Personally, I believe that J.P. Morgan analyst Stephen Tusa continues to be on target when it comes to evaluating the company’s strengths and weaknesses. His recent criticisms of GE’s Power business suggested that Larry Culp is more sizzle than steak. 

In time, we’ll know if Tusa’s right. In the meantime, the owners of GE stock who are sitting on substantial gains in 2019 are at a crossroads. Should they let their profits ride? Or should they cash in their chips for a handsome gain?

Let the Profits Ride

InvestorPlace contributor Larry Ramer recently suggested that the turnaround of GE stock is real this time because it’s got several catalysts that are driving its share price higher. According to Ramer, there are no smoke and mirrors. 

Exhibit # 1: GE snagged $55 billion of engine orders at the Paris Air Show, well ahead of the $31 billion it generated just two years earlier. According to Barron’s, taking the aviation’s reported numbers at face value and using the valuation multiples of its peers, the division is worth as much as $100 billion, significantly exceeding the current market cap of GE stock. 

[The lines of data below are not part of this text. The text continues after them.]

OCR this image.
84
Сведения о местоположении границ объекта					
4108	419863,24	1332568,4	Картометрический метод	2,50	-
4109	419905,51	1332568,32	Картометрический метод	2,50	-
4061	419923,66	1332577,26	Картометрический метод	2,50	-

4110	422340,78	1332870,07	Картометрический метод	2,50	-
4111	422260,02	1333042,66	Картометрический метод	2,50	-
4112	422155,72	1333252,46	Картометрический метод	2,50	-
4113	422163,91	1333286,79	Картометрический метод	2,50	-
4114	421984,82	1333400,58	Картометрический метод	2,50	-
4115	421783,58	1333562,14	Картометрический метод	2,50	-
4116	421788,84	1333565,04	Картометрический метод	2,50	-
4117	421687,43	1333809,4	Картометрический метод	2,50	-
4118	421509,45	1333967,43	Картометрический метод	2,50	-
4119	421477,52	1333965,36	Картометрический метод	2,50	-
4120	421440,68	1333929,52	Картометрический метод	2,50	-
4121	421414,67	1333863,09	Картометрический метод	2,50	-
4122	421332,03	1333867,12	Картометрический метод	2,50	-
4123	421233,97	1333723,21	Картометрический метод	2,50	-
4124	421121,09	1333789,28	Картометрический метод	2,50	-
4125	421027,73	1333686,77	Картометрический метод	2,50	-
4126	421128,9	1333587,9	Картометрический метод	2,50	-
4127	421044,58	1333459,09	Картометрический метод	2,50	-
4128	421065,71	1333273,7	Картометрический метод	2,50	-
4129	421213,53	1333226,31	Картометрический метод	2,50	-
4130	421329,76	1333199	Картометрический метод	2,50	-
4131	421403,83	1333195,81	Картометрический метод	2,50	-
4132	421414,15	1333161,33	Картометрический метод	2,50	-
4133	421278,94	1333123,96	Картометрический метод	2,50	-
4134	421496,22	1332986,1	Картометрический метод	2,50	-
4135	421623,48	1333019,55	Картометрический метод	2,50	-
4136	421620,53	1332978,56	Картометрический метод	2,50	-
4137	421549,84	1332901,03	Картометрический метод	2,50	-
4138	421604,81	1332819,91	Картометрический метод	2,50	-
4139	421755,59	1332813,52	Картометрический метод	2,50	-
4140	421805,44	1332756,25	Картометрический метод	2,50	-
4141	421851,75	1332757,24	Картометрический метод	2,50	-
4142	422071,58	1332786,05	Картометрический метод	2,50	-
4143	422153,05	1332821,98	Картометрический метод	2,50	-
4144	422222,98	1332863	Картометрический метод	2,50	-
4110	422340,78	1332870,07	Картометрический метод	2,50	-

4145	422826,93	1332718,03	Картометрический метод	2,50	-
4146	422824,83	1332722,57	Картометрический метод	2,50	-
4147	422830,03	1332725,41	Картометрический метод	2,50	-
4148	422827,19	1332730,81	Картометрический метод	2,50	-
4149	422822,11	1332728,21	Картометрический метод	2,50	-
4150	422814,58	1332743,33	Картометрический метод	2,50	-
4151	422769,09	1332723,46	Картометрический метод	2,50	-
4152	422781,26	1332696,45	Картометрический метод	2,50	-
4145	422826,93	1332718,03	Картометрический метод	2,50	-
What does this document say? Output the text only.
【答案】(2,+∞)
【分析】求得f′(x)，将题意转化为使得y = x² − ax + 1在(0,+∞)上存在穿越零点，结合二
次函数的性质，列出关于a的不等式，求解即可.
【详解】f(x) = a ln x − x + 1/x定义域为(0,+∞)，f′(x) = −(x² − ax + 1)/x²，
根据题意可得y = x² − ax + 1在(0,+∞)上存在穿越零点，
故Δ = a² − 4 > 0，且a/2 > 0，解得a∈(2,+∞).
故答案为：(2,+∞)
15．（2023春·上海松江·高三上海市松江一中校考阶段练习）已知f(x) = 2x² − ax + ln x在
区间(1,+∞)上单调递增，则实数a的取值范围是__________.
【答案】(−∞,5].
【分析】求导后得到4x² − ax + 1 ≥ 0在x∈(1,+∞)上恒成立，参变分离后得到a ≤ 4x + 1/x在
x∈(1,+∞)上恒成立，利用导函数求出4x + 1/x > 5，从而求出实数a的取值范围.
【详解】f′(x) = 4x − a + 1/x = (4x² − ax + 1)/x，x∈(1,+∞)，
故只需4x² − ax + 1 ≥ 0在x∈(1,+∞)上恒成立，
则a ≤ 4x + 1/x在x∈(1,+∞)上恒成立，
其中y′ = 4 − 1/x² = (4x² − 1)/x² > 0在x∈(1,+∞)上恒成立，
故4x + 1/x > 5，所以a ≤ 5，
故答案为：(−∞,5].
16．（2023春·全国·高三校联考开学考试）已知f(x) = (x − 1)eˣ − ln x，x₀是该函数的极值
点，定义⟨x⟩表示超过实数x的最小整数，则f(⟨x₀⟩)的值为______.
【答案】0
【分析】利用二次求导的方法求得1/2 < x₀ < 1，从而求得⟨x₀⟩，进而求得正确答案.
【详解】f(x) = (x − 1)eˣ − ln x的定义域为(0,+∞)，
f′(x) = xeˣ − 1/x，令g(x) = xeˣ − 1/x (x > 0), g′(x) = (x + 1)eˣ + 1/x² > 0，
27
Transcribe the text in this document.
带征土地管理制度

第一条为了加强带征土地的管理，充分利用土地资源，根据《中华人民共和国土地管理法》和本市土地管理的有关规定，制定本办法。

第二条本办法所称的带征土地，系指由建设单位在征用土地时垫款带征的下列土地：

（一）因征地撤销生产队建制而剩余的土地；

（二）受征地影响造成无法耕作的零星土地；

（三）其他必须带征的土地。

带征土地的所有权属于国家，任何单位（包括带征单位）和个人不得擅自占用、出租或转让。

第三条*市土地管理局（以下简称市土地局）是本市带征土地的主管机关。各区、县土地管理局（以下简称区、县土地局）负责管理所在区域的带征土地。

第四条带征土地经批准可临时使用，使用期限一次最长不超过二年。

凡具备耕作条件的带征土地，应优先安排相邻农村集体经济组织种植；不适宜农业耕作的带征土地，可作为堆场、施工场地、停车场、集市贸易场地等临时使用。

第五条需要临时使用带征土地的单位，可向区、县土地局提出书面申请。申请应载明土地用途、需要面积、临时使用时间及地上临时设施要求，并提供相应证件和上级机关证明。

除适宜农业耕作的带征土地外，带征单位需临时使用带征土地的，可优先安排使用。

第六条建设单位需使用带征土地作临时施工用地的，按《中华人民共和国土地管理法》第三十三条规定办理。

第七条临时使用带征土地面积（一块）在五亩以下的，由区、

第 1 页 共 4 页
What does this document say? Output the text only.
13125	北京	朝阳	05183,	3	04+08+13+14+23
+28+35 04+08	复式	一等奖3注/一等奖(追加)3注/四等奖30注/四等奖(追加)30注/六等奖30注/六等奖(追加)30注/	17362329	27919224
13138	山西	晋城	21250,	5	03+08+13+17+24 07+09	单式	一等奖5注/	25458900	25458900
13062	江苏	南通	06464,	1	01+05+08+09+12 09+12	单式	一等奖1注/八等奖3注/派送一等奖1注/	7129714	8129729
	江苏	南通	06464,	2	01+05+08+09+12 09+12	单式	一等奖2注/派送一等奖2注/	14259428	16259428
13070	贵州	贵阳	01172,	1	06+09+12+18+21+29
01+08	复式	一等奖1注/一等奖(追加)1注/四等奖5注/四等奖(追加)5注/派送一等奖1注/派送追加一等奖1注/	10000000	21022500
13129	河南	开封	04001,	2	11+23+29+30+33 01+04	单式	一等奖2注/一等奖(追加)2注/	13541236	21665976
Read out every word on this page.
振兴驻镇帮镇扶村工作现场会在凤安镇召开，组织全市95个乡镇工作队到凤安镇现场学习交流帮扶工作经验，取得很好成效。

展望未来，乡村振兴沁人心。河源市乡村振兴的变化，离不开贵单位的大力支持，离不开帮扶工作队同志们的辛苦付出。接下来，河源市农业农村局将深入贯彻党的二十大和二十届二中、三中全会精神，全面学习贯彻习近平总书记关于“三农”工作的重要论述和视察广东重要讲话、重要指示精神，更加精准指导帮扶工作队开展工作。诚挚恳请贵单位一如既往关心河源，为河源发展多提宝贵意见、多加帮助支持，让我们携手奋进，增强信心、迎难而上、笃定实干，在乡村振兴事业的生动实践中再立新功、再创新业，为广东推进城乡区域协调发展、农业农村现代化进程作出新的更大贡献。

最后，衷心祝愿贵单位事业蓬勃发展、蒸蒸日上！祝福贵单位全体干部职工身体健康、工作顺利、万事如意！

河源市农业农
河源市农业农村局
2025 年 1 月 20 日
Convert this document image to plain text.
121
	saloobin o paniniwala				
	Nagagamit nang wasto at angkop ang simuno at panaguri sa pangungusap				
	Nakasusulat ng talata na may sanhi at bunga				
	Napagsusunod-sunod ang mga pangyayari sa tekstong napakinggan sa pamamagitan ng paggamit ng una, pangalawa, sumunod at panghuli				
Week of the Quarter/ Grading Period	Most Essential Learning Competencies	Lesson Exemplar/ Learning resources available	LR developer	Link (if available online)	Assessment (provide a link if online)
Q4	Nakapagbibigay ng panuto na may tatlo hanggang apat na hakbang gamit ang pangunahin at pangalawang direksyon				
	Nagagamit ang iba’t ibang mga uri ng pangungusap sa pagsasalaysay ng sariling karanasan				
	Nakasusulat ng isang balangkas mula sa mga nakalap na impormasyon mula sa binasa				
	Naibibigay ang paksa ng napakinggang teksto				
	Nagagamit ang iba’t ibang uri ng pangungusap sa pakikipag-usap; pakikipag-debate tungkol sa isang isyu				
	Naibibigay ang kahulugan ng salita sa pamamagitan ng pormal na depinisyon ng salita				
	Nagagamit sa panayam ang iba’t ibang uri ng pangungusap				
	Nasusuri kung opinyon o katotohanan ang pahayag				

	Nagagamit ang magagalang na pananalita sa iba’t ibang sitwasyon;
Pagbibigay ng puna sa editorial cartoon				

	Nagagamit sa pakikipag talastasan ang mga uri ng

Exhibit # 2: The promise of new power infrastructure in both the emerging and developed markets around the world is very good news. The $4-billion contract it recently got as a part of a consortium to build a hydropower plant in Africa is an example of how the company is able to work with Chinese companies. Power Construction Corp., a Chinese construction company that specializes in large infrastructure projects, is part of the consortium. 

Ramer’s made a convincing argument why the moves Larry Culp has made to focus GE are paying off. The question is whether they’ll be enough to continue to attract investors to General Electric stock.

Sell GE Stock and Don’t Look Back

They say you should never sneeze at a profit, especially one as large as GE’s. To not consider taking profits off the table would be irresponsible, given GE’s destroyed 85% of shareholder value since the turn of the century. 

InvestorPlace’s Ian Bezek recently looked at the pros and cons of General Electric’s business. He had lots of good things to say about the moves Culp has made to transform and turn around GE, the best of which was obtaining $21 billion for its biopharma business, which Bezek says appears to have been “a solid price.”  But ultimately, he came to the conclusion that the “new” GE just doesn’t provide the same potential gains for investors that it used to. 

In other words, while it might regain positive free cash flow by 2020, its earning power won’t be nearly as robust as it once was. As recently as 2014, GE had almost $21 billion of free cash flow. After selling so many divisions to tidy up its balance sheet, it’s lost the ability to generate significant cash flow. 

Analysts like Stephen Tusa see that as a big problem. I would tend to agree with them. 

In my most recent article in June about GE stock, I pointed out that GE had a free cash flow margin of 24% in 2000. That’s  almost three times higher than its margin is expected to be in 2021. 

The cash flow-generating machine that once was GE is no longer. Don’t look a gift horse in the mouth. 

Sell GE stock while you’ve still got a profit to talk about.   

At the time of this writing Will Ashworth did not hold a position in any of the aforementioned securities.